All the revisions were performed in one sitting, and no patient had staged revision in our series. Patients with earlier hamstring grafts underwent revision using patellar B-T-B grafts and vice versa. The femoral and tibial tunnel positions that were used at the time of primary operation were assessed using the Bernard and Hertel grid.21 A true lateral image of the knee is obtained using the image intensifier with the knee in 90° of flexion and the medial and lateral femoral condyles overlapping as closely as possible. The Bernard-Hertel grid is drawn as follows – The Blumensaat's line is drawn first as a tangent to the roof of the intercondylar notch. It represents the maximum sagittal diameter of the lateral femoral condyle. Two lines are drawn perpendicular to the Blumensaat's line, at the anterior and posterior borders of the lateral femoral condyle. A third line is drawn parallel to the Blumensaat's line along the inferior border of the condyle. Measurements are made along the Blumensaat's line and along the perpendicular line at the posterior border of the lateral femoral condyle which represents the maximum height of the intercondylar notch.

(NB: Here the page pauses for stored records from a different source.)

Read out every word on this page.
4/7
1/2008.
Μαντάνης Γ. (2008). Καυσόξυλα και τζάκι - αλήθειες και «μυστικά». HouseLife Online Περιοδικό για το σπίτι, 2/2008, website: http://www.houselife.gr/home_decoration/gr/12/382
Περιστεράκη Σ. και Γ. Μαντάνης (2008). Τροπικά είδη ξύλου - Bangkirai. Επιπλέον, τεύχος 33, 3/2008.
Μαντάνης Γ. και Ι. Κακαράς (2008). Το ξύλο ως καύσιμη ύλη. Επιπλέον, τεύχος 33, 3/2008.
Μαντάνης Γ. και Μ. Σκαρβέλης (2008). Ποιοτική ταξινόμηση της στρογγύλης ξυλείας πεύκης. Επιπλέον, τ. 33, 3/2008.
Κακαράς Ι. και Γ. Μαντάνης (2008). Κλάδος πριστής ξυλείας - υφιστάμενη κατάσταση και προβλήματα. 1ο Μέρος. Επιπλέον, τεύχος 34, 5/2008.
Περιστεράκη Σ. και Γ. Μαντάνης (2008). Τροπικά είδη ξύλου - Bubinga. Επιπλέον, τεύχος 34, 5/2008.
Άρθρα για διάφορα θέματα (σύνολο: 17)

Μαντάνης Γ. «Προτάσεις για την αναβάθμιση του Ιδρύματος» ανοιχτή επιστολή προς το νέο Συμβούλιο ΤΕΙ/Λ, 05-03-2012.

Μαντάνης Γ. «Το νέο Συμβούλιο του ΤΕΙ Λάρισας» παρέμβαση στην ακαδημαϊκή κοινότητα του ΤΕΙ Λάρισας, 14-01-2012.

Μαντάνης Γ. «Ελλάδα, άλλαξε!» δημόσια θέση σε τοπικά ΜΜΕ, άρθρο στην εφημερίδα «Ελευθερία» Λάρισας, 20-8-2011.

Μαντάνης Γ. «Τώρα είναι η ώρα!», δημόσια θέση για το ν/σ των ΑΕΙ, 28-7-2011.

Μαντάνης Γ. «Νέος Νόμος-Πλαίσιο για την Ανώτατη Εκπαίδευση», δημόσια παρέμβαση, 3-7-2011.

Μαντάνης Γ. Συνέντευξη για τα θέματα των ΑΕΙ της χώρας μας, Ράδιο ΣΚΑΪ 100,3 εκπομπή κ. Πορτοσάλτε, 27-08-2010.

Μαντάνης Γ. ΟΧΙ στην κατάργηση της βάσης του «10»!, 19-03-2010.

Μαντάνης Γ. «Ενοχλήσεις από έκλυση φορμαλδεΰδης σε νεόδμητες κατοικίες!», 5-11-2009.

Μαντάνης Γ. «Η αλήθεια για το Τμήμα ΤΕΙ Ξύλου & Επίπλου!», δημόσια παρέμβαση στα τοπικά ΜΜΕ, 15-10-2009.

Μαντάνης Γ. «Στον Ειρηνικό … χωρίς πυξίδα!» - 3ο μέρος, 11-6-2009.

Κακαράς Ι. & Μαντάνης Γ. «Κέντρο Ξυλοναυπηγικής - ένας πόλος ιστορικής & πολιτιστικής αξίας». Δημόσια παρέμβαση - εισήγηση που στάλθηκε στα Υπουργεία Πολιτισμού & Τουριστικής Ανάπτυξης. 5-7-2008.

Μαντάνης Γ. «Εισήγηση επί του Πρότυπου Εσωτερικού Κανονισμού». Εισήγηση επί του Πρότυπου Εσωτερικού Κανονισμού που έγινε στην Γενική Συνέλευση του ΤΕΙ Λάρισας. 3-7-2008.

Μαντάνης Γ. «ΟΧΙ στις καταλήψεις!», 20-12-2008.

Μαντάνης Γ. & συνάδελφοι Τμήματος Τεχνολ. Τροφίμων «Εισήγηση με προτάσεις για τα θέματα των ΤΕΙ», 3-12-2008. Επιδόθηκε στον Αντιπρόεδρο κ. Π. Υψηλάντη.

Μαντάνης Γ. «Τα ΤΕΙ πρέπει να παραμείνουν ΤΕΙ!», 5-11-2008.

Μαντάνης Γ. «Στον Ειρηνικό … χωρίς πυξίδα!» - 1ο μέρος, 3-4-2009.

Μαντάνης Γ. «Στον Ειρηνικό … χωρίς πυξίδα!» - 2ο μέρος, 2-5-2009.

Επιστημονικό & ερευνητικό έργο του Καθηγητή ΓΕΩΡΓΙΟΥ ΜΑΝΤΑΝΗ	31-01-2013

It has been shown that the center of the femoral attachment of the ACL is located at a point which is located at the 27% mark along Blumensaat's line and 34% mark of the height of the intercondylar notch (with the zero% mark at the posterior end of the Blumensaat's line.
In patients with faulty placement of earlier femoral tunnels, new tunnels were drilled in the desired position using the anteromedial portal technique [Figures 1 and 2]. No significant problems were experienced during repositioning the tibial tunnels. In 8 patients, the entry point of the old femoral tunnel was too close to the entry hole of the new tunnel, leaving a narrow bridge of bone between the tunnels. This led to the poor purchase of the interference screw inserted via the inside-out technique. In such patients, outside-in interference screw insertion was used to improve the screw purchase. The minimum diameter of the graft (both BPTB and hamstring grafts) used to fill the tunnels was 10 mm. Postoperative rehabilitation included an active range of motion exercises from the 1st postoperative day and gradually increasing partial weight bearing with elbow crutches for 3 weeks. The hinged knee brace was applied during ambulation for 3 weeks. Routine daily activities were permitted after 4 weeks and physically demanding activities such as running were allowed after 12 weeks and sporting activities were allowed after 9 months.
Tunnel widening was measured on MRI using the techniques described earlier by Clatworthy et al.22 and Weber et al.23 Tunnel widening was defined as increase in the diameter by 50% over the initial diameter.22 Tunnel widening was seen in 6 patients with tibial tunnels that were acceptably placed during the index operation. No differences were found between B-T-B and hamstring grafts regarding tunnel widening. When B-T-B graft was used, tunnel widening was managed using grafts with thicker bone plugs with or without interference screws of larger diameter than those used in the earlier operation. When hamstring grafts were used for the revision procedure, 6-strand grafts were used to increase the bulk of the graft. No allografts or synthetic grafts were used in any of the patients. Additional autologous bone grafting was not performed in any of our patients to fill the mouth of the tunnels facing the intraarticular surface. Notchplasty was performed in 3 patients in whom the notch was too narrow. Arthroscopic partial meniscectomy was performed in 20 patients with meniscal tears.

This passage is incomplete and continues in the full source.